掲載日 : [2005-04-06] 照会数 : 12255
韓国童謡が小学校の授業に(05.4.6)
[ 韓国で販売されている初等教科書音楽CD ] [ 「青い心白い心」の楽譜と歌詞
]
◆東京書籍刊・音楽教科書
全国1200校の6年生用に
日本最大手の教科書出版会社・東京書籍(河内義勝社長)は、昨年2月に検定にパスした日本の小学校6年生の音楽教科書「新しい音楽6」にはじめて、韓国の童謡「青い心白い心」(魚孝善作詞/韓龍煕作曲)を収録した。今月、新学期を迎える全国約1200校の小学校で使用される。
「青い心白い心」は韓国の代表的な童謡で、いまでも子どもから大人までが口ずさむほど、韓国人に親しまれている。昨年の民団オリニ・ソウルジャンボリーでもテーマソングになった。教科書では「みんなで歌って音楽なかま」のコーナーの6ページに掲載され、日本語の歌詞とともに、ハングル歌詞がカタカナで併記されている。
◆相互理解深めたい…
歌詞にハングル読みも併記
このコーナーでは、歌や音楽を通したコミュニケーションを大きなテーマにしていると話すのは、東京書籍編集局総合科編集部の菅原敏彦部長だ。菅原部長は、音楽にはいろいろな壁や障害を乗り越えて、お互いに仲良くコミュニケーションを図る役割を持っていると、繰り返し強調する。
「単に授業とか学校の教室で歌うというのではなく、多様な場面で活用できるとか、さまざまな国の人たちと意思や感情を伝達しあえるように、私たちは積極的に取り組んでいきたいと思っています。
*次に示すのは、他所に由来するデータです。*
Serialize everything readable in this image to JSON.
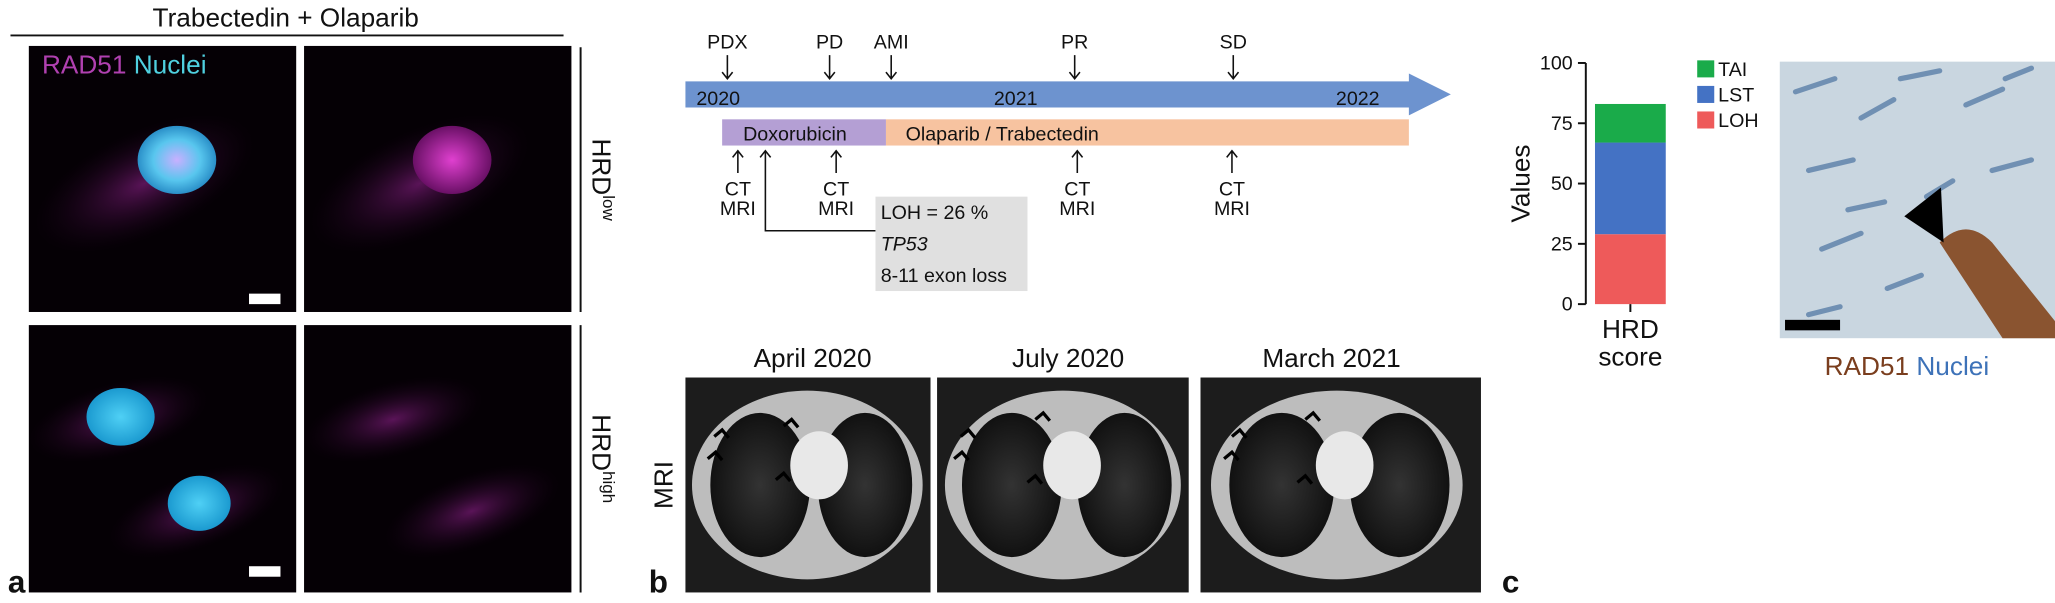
{
  "panel_a": {
    "letter": "a",
    "title": "Trabectedin + Olaparib",
    "stain_labels": [
      "RAD51",
      "Nuclei"
    ],
    "row_labels": [
      {
        "base": "HRD",
        "sup": "low"
      },
      {
        "base": "HRD",
        "sup": "high"
      }
    ]
  },
  "panel_b": {
    "letter": "b",
    "events": [
      "PDX",
      "PD",
      "AMI",
      "PR",
      "SD"
    ],
    "years": [
      "2020",
      "2021",
      "2022"
    ],
    "treatments": [
      "Doxorubicin",
      "Olaparib / Trabectedin"
    ],
    "imaging": [
      [
        "CT",
        "MRI"
      ],
      [
        "CT",
        "MRI"
      ],
      [
        "CT",
        "MRI"
      ],
      [
        "CT",
        "MRI"
      ]
    ],
    "genomics_box": [
      "LOH = 26 %",
      "TP53",
      "8-11 exon loss"
    ],
    "mri_label": "MRI",
    "mri_dates": [
      "April 2020",
      "July 2020",
      "March 2021"
    ]
  },
  "panel_c": {
    "letter": "c",
    "stain_labels": [
      "RAD51",
      "Nuclei"
    ]
  },
  "chart_data": {
    "type": "stacked_bar",
    "ylabel": "Values",
    "categories": [
      "HRD score"
    ],
    "series": [
      {
        "name": "LOH",
        "color": "#ee5a5a",
        "values": [
          29
        ]
      },
      {
        "name": "LST",
        "color": "#4472c4",
        "values": [
          38
        ]
      },
      {
        "name": "TAI",
        "color": "#1aab4a",
        "values": [
          16
        ]
      }
    ],
    "ylim": [
      0,
      100
    ],
    "yticks": [
      0,
      25,
      50,
      75,
      100
    ]
  }
}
その流れのなかで今回の『青い心白い心』を掲載しました」
実は今回の掲載は、数年前に菅原部長が2人の韓国人と出会ったことから実現したと言っても過言ではない。それは02年に童謡を通して両国の子どもたちの共通理解を図ろうと制作したCD「Dream Together」のプロデューサー、閔庚燦・韓国国立芸術総合大学教授と、作曲家で韓国童謡音楽協会の会長を務める韓龍煕さんだ。
このCDは両国の子どもたちがユニットを組み、日本語の童謡を韓国語で、韓国語の童謡を日本語で歌ったもの。
長い間、閔教授は両国の教科書にお互いの国の童謡を載せることを、相互理解の最善の方策と考えていたが、著作権をはじめとする諸問題の関係で実現できなかった。その気持ちに応えたのが菅原部長だ。
「大変近い国にもかかわらず、お互いの国の曲がそれぞれの音楽教科書に掲載されていないという状況がありました。ならば日本の場合は、教科書が果たす役割は非常に大きいので、紹介することがとても大事だと考えました」
そういう現状のなかで東京書籍が最初に手がけたのは、00年4月から掲載している韓国民謡の「アリラン」だ。ただし、この曲は韓半島にある歌を知ってもらうためだけの鑑賞的要素が色濃い。そして今年の新編では、子どもたちが歌うための曲として、CDに収録された「青い心白い心」を選定し、韓さんの承諾を得た。
菅原部長がこの曲を教材に取り上げた理由は、韓国解放後の新しい曲で現在も歌われ、さらに著名な曲であること。そして歌詞の内容が日本の子どもたちにも親しみやすいという点だ。さらに歌詞の持っているメッセージ性と、心に響いてくるものにも強く惹かれたという。
韓国の童謡にはじめて触れる子どもたちの反応を、今から楽しみにしているという。「子どもたちはとても柔軟で、未知のものに対して興味を持っています。今回はカタカナ表記ですが、子どもたちがハングル文字を見ながら歌いたいと言ってくれることを確信しています」
日本の音楽教科書で韓国の童謡を掲載するのは、今回がはじめてのケースになる。
菅原部長は遠くない時代に、韓国の童謡が日本の教科書に載っていることが普通のことだと思えるようになるために、より自然なかたちで教科書のなかに位置づけていきたいと意欲を示した。